The ChrSA and HrrSA Two-Component Systems Are Required for Transcriptional Regulation of the hemA Promoter in Corynebacterium diphtheriae

Abstract

ABSTRACT Corynebacterium diphtheriae utilizes heme and hemoglobin (Hb) as iron sources for growth in low-iron environments. In C. diphtheriae , the two-component signal transduction systems (TCSs) ChrSA and HrrSA are responsive to Hb levels and regulate the transcription of promoters for hmuO , hrtAB , and hemA . ChrSA and HrrSA activate transcription at the hmuO promoter and repress transcription at hemA in an Hb-dependent manner.
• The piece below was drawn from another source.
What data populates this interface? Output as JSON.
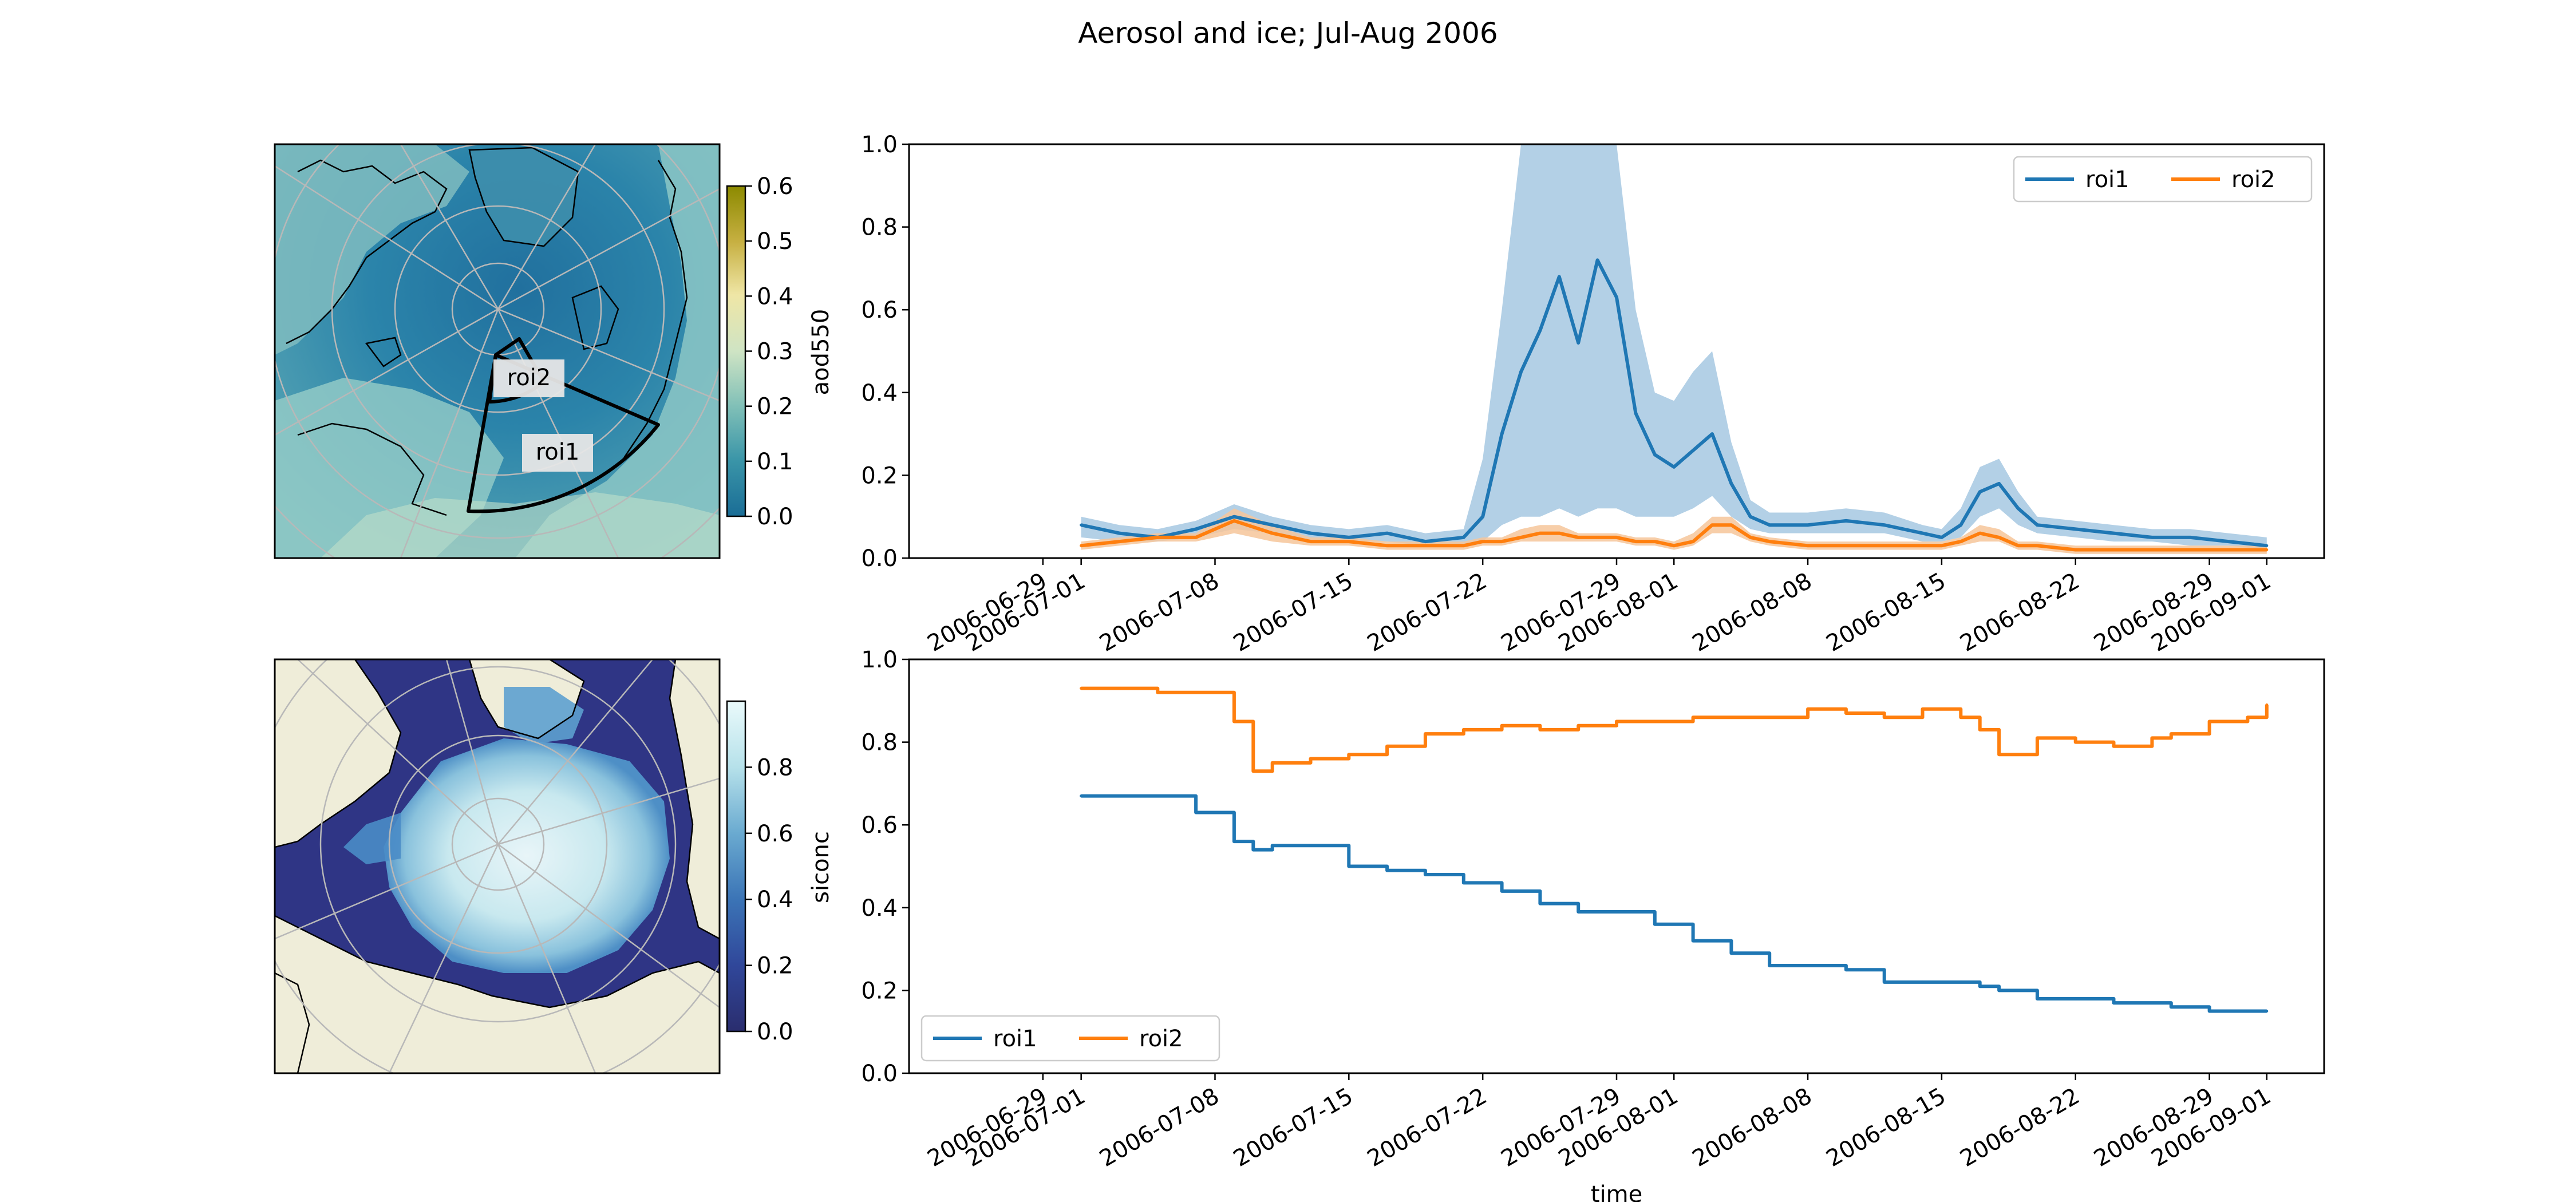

In this study, we show that HrrSA is the predominant repressor at hemA and that its activity results in transcriptional repression in the presence and absence of Hb, whereas repression of hemA by ChrSA is primarily responsive to Hb. DNA binding studies showed that both ChrA and HrrA bind to the hemA promoter region at virtually identical sequences. ChrA binding was enhanced by phosphorylation, while binding to DNA by HrrA was independent of its phosphorylation state. ChrA and HrrA are phosphorylated in vitro by the sensor kinase ChrS, whereas no kinase activity was observed with HrrS in vitro . Phosphorylated ChrA was not observed in vivo , even in the presence of Hb, which is likely due to the instability of the phosphate moiety on ChrA. However, phosphorylation of HrrA was observed in vivo regardless of the presence of the Hb inducer, and genetic analysis indicates that ChrS is responsible for most of the phosphorylation of HrrA in vivo . Phosphorylation studies strongly suggest that HrrS functions primarily as a phosphatase and has only minimal kinase activity. These findings collectively show a complex mechanism of regulation at the hemA promoter, where both two-component systems act in concert to optimize expression of heme biosynthetic enzymes. IMPORTANCE Understanding the mechanism by which two-component signal transduction systems function to respond to environmental stimuli is critical to the study of bacterial pathogenesis. The current study expands on the previous analyses of the ChrSA and HrrSA TCSs in the human pathogen C. diphtheriae . The findings here underscore the complex interactions between the ChrSA and HrrSA systems in the regulation of the hemA promoter and demonstrate how the two systems complement one another to refine and control transcription in the presence and absence of Hb.